33 tahun masyarakat NTT menunggu tim kesayangannya untuk berlaga di Pekan olahraga Nasional. Sejarah itu tercipta pasca kemenangan anak asuh Ricky Nelson (mantan pelatih Borneo FC) dari Bali tahun 2019 silam.
Euforia itu semakin membara dan menyulutkan api semangat bagi masyarakat NTT untuk mendukung Adelbertus Kolo dkk di PON XX PAPUA.
Tim kesayangan negeri karang (Kupang) ini mendadak sebagai "icon" bagi generasi muda NTT untuk meningkatkan kemampuannya dalam mengolah kulit bundar.
Baca Juga: Intip menu Latihan Pemain Pon NTT Bersama Adelbertus Kolo
Adelbertus Kolo Inspirasi Generasi Muda Timor Tengah Utara
Kehadiran pemain Adelbertus di kubu Pon NTT 2021 merupakan pemicu semangat bagi generasi muda kabupaten Timor Tengah utara. Khususnya yang berada di desa Banain, Sainoni, Haumeni, Baas, Oe Ana, Faennake, Sainoni, Tes dan Napan.

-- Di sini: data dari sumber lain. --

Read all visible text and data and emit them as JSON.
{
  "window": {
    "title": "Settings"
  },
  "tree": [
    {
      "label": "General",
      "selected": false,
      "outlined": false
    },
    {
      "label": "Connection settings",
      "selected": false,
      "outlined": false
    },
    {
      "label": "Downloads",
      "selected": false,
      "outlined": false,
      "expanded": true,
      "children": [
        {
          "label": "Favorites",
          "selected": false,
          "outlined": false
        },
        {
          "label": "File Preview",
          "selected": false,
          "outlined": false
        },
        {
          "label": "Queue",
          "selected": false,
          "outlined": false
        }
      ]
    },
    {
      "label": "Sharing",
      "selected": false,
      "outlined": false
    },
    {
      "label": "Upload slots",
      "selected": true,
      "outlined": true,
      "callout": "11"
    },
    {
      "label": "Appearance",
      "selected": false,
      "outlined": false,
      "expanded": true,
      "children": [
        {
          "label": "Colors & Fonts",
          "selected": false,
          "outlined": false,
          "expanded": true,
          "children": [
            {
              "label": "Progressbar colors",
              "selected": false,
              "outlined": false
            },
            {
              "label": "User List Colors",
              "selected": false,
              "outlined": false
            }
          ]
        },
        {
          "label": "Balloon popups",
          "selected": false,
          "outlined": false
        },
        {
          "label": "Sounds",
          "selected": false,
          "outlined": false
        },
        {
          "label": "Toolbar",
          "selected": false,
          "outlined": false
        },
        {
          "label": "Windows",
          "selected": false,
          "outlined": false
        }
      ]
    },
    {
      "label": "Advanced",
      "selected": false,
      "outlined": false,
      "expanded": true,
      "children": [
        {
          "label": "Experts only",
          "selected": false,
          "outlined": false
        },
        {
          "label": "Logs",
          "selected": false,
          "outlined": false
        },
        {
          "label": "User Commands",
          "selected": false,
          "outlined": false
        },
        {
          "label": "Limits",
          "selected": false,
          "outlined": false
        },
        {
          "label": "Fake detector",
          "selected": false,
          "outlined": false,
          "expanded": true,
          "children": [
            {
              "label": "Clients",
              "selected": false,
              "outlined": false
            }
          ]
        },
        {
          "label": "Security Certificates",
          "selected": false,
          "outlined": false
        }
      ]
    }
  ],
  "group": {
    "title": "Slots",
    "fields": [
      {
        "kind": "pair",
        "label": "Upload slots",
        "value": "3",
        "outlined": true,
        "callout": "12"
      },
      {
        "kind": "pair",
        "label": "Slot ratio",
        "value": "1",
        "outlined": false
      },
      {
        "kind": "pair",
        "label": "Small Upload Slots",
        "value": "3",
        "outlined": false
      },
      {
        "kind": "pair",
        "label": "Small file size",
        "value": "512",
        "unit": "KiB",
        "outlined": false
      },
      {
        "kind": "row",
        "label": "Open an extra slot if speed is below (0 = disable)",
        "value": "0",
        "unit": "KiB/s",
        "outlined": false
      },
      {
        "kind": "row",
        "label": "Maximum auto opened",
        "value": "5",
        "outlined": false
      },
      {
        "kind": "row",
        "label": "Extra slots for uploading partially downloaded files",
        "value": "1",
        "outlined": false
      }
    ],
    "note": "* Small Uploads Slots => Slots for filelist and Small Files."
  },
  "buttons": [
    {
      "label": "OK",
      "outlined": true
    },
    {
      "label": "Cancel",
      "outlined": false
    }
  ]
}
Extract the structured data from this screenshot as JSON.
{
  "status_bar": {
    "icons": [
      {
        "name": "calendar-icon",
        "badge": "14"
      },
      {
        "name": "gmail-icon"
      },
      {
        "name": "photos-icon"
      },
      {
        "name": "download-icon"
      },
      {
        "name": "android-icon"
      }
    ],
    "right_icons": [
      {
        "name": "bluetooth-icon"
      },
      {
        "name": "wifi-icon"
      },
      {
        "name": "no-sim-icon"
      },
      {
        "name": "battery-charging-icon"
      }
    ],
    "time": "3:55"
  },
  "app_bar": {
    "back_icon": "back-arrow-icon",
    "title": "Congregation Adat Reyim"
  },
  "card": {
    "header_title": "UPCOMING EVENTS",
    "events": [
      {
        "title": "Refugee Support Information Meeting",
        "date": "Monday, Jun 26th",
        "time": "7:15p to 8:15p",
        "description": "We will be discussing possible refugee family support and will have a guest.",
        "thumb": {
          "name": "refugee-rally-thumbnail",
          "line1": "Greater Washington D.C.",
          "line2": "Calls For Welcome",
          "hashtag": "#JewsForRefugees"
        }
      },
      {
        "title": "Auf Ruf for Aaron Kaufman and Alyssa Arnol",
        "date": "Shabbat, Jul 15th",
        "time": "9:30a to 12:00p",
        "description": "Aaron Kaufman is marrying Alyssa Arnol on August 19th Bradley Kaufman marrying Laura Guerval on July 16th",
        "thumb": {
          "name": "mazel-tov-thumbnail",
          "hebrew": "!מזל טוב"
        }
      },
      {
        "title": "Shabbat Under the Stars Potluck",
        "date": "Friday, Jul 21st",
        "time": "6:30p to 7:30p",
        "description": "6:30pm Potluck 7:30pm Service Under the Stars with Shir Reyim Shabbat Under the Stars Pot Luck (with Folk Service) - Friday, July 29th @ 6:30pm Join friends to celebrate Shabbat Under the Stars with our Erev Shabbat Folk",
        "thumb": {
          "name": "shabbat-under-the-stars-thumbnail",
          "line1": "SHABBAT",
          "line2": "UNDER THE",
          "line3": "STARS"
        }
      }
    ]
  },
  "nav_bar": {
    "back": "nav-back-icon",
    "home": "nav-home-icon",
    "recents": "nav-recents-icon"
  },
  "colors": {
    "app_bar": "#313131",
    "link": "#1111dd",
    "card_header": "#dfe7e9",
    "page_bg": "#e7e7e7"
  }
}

Generasi desa yang terlahir dengan kemampuan alami untuk mengolah kulit bundar tidak diimbangi dengan pembinaan yang menyeluruh dari pemerintah Kabupaten Timor Tengah utara. Akibatnya, talenta-talenta emas itu ikut terkubur bersama impian mereka.
Miris ketika saya melihat generasi muda Bikomi Utara yang ditelantarkan dalam mengembangkan talentanya. Padahal, nama daerah akan cepat terangkat dengan atlet-atlet berprestasi. Seperti yang sementara viral yakni; pebulutangkis Greysia Polii dan Apriayi Rahayu dalam menyabet medali Emas perdana bagi Indonesia di pesta Olimpiade Tokyo 2020.
Kebanjiran Talenta Muda Tapi minim Perhatian
Hari ini, ketika anda memasuki tanah Timor Barat yakni; Timor Tengah Utara dan Belu, anda pasti merasakan atmosfer dan keceriaan generasi desa yang berlarian di padang sabana, jalanan, lapangan mini yang penuh dengan bebatuan untuk mengembangkan talentanya.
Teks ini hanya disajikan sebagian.